L'application pour nous

L'application pratique de ce que nous venons de considérer est simple. Dieu ne nous a pas donné des promesses et des richesses spirituelles pour que nous en disposions à notre convenance. S'il est vrai que nous pouvons nous reposer sans réserve sur ses promesses et avoir un recours illimité aux ressources de la foi, à la prière par exemple, nous devons cependant rester dépendants de lui. «Que ta volonté soit faite!» — telle doit être la disposition fondamentale de nos cœurs, même si l'expression n'est pas toujours sur nos lèvres. En Dieu, il n'y a point de «porte-bonheur». Il demeure le Dieu souverain, même si, dans sa grâce, il s'engage envers nous par ses promesses.

Prenons un exemple. Nous partons en voyage, et nous avons notre Bible avec nous. Mais la Bible dans nos bagages ne nous garantit pas la protection divine. Nous la lisons avec prière et nous nous nourrissons d'elle. Nous éprouvons alors la proximité avec Dieu et nous jouissons de sa communion; et cela nous donnera la certitude d'être en sûreté. Ainsi, nous pouvons compter sur sa protection, même sans avoir de garantie que notre voyage sera exempt d'accident. La pensée «Que ta volonté soit faite!» ne nous apparaît plus comme une restriction et elle nous rend heureux.

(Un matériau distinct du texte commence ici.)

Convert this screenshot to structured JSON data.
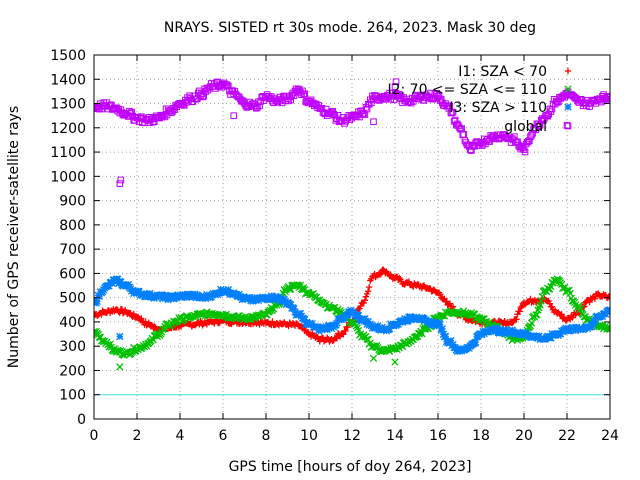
{
  "chart_data": {
    "type": "scatter",
    "title": "NRAYS. SISTED rt 30s mode. 264, 2023. Mask 30 deg",
    "xlabel": "GPS time [hours of doy 264, 2023]",
    "ylabel": "Number of GPS receiver-satellite rays",
    "xlim": [
      0,
      24
    ],
    "ylim": [
      0,
      1500
    ],
    "xticks": [
      0,
      2,
      4,
      6,
      8,
      10,
      12,
      14,
      16,
      18,
      20,
      22,
      24
    ],
    "yticks": [
      0,
      100,
      200,
      300,
      400,
      500,
      600,
      700,
      800,
      900,
      1000,
      1100,
      1200,
      1300,
      1400,
      1500
    ],
    "grid": true,
    "legend_position": "top-right",
    "threshold_line": {
      "value": 100,
      "color": "#40e0e0"
    },
    "series": [
      {
        "name": "I1: SZA < 70",
        "legend_label": "I1: SZA < 70",
        "marker": "+",
        "color": "#ff0000",
        "x": [
          0.0,
          0.5,
          1.0,
          1.5,
          2.0,
          2.5,
          3.0,
          3.5,
          4.0,
          4.5,
          5.0,
          5.5,
          6.0,
          6.5,
          7.0,
          7.5,
          8.0,
          8.5,
          9.0,
          9.5,
          10.0,
          10.5,
          11.0,
          11.5,
          12.0,
          12.5,
          13.0,
          13.5,
          14.0,
          14.5,
          15.0,
          15.5,
          16.0,
          16.5,
          17.0,
          17.5,
          18.0,
          18.5,
          19.0,
          19.5,
          20.0,
          20.5,
          21.0,
          21.5,
          22.0,
          22.5,
          23.0,
          23.5,
          24.0
        ],
        "y": [
          430,
          440,
          450,
          440,
          420,
          390,
          370,
          375,
          385,
          390,
          395,
          400,
          405,
          400,
          400,
          400,
          395,
          395,
          390,
          385,
          350,
          330,
          325,
          350,
          400,
          480,
          590,
          610,
          580,
          560,
          550,
          540,
          520,
          470,
          430,
          410,
          400,
          395,
          395,
          400,
          480,
          490,
          490,
          440,
          410,
          440,
          490,
          510,
          500
        ]
      },
      {
        "name": "I2: 70 <= SZA <= 110",
        "legend_label": "I2: 70 <= SZA <= 110",
        "marker": "x",
        "color": "#00c000",
        "x": [
          0.0,
          0.5,
          1.0,
          1.5,
          2.0,
          2.5,
          3.0,
          3.5,
          4.0,
          4.5,
          5.0,
          5.5,
          6.0,
          6.5,
          7.0,
          7.5,
          8.0,
          8.5,
          9.0,
          9.5,
          10.0,
          10.5,
          11.0,
          11.5,
          12.0,
          12.5,
          13.0,
          13.5,
          14.0,
          14.5,
          15.0,
          15.5,
          16.0,
          16.5,
          17.0,
          17.5,
          18.0,
          18.5,
          19.0,
          19.5,
          20.0,
          20.5,
          21.0,
          21.5,
          22.0,
          22.5,
          23.0,
          23.5,
          24.0
        ],
        "y": [
          360,
          320,
          280,
          270,
          290,
          310,
          350,
          390,
          410,
          420,
          430,
          435,
          430,
          420,
          415,
          420,
          430,
          470,
          540,
          550,
          520,
          490,
          460,
          440,
          400,
          340,
          300,
          280,
          290,
          310,
          340,
          380,
          420,
          440,
          440,
          430,
          410,
          390,
          360,
          330,
          340,
          420,
          530,
          570,
          530,
          460,
          410,
          380,
          370
        ]
      },
      {
        "name": "I3: SZA > 110",
        "legend_label": "I3: SZA > 110",
        "marker": "*",
        "color": "#0080ff",
        "x": [
          0.0,
          0.5,
          1.0,
          1.5,
          2.0,
          2.5,
          3.0,
          3.5,
          4.0,
          4.5,
          5.0,
          5.5,
          6.0,
          6.5,
          7.0,
          7.5,
          8.0,
          8.5,
          9.0,
          9.5,
          10.0,
          10.5,
          11.0,
          11.5,
          12.0,
          12.5,
          13.0,
          13.5,
          14.0,
          14.5,
          15.0,
          15.5,
          16.0,
          16.5,
          17.0,
          17.5,
          18.0,
          18.5,
          19.0,
          19.5,
          20.0,
          20.5,
          21.0,
          21.5,
          22.0,
          22.5,
          23.0,
          23.5,
          24.0
        ],
        "y": [
          480,
          540,
          570,
          550,
          520,
          510,
          505,
          500,
          505,
          510,
          500,
          510,
          530,
          520,
          495,
          490,
          500,
          500,
          480,
          430,
          390,
          370,
          380,
          410,
          440,
          410,
          380,
          370,
          390,
          410,
          420,
          400,
          390,
          320,
          280,
          300,
          350,
          370,
          360,
          360,
          350,
          340,
          330,
          350,
          370,
          370,
          380,
          420,
          450
        ]
      },
      {
        "name": "global",
        "legend_label": "global",
        "marker": "square",
        "color": "#c000ff",
        "x": [
          0.0,
          0.5,
          1.0,
          1.5,
          2.0,
          2.5,
          3.0,
          3.5,
          4.0,
          4.5,
          5.0,
          5.5,
          6.0,
          6.5,
          7.0,
          7.5,
          8.0,
          8.5,
          9.0,
          9.5,
          10.0,
          10.5,
          11.0,
          11.5,
          12.0,
          12.5,
          13.0,
          13.5,
          14.0,
          14.5,
          15.0,
          15.5,
          16.0,
          16.5,
          17.0,
          17.5,
          18.0,
          18.5,
          19.0,
          19.5,
          20.0,
          20.5,
          21.0,
          21.5,
          22.0,
          22.5,
          23.0,
          23.5,
          24.0
        ],
        "y": [
          1285,
          1290,
          1280,
          1260,
          1240,
          1230,
          1240,
          1270,
          1300,
          1320,
          1340,
          1370,
          1380,
          1340,
          1300,
          1290,
          1330,
          1310,
          1320,
          1360,
          1310,
          1280,
          1260,
          1230,
          1240,
          1260,
          1320,
          1330,
          1330,
          1310,
          1320,
          1330,
          1330,
          1280,
          1200,
          1110,
          1140,
          1160,
          1170,
          1150,
          1110,
          1200,
          1250,
          1310,
          1340,
          1310,
          1300,
          1320,
          1330
        ]
      }
    ],
    "outliers": [
      {
        "series": "global",
        "x": [
          1.2,
          1.25,
          14.0,
          14.05,
          13.0,
          22.0,
          6.5,
          4.0
        ],
        "y": [
          970,
          985,
          1370,
          1390,
          1225,
          1210,
          1250,
          1300
        ]
      },
      {
        "series": "I2: 70 <= SZA <= 110",
        "x": [
          1.2,
          13.0,
          14.0
        ],
        "y": [
          215,
          250,
          235
        ]
      },
      {
        "series": "I3: SZA > 110",
        "x": [
          1.2
        ],
        "y": [
          340
        ]
      },
      {
        "series": "I1: SZA < 70",
        "x": [
          10.5
        ],
        "y": [
          320
        ]
      }
    ]
  }
}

Si nous vivons dans la fidélité au Seigneur, en aimant sa Parole et en la prenant à cœur, il y a nécessairement une bénédiction. Mais ne pensons pas que cette bénédiction doive nécessairement nous être accordée selon l'idée que nous nous étions faite. A cet égard, nous pensons souvent d'une manière trop rigide. La confiance sans réserve que David montre ici est très instructive pour nous.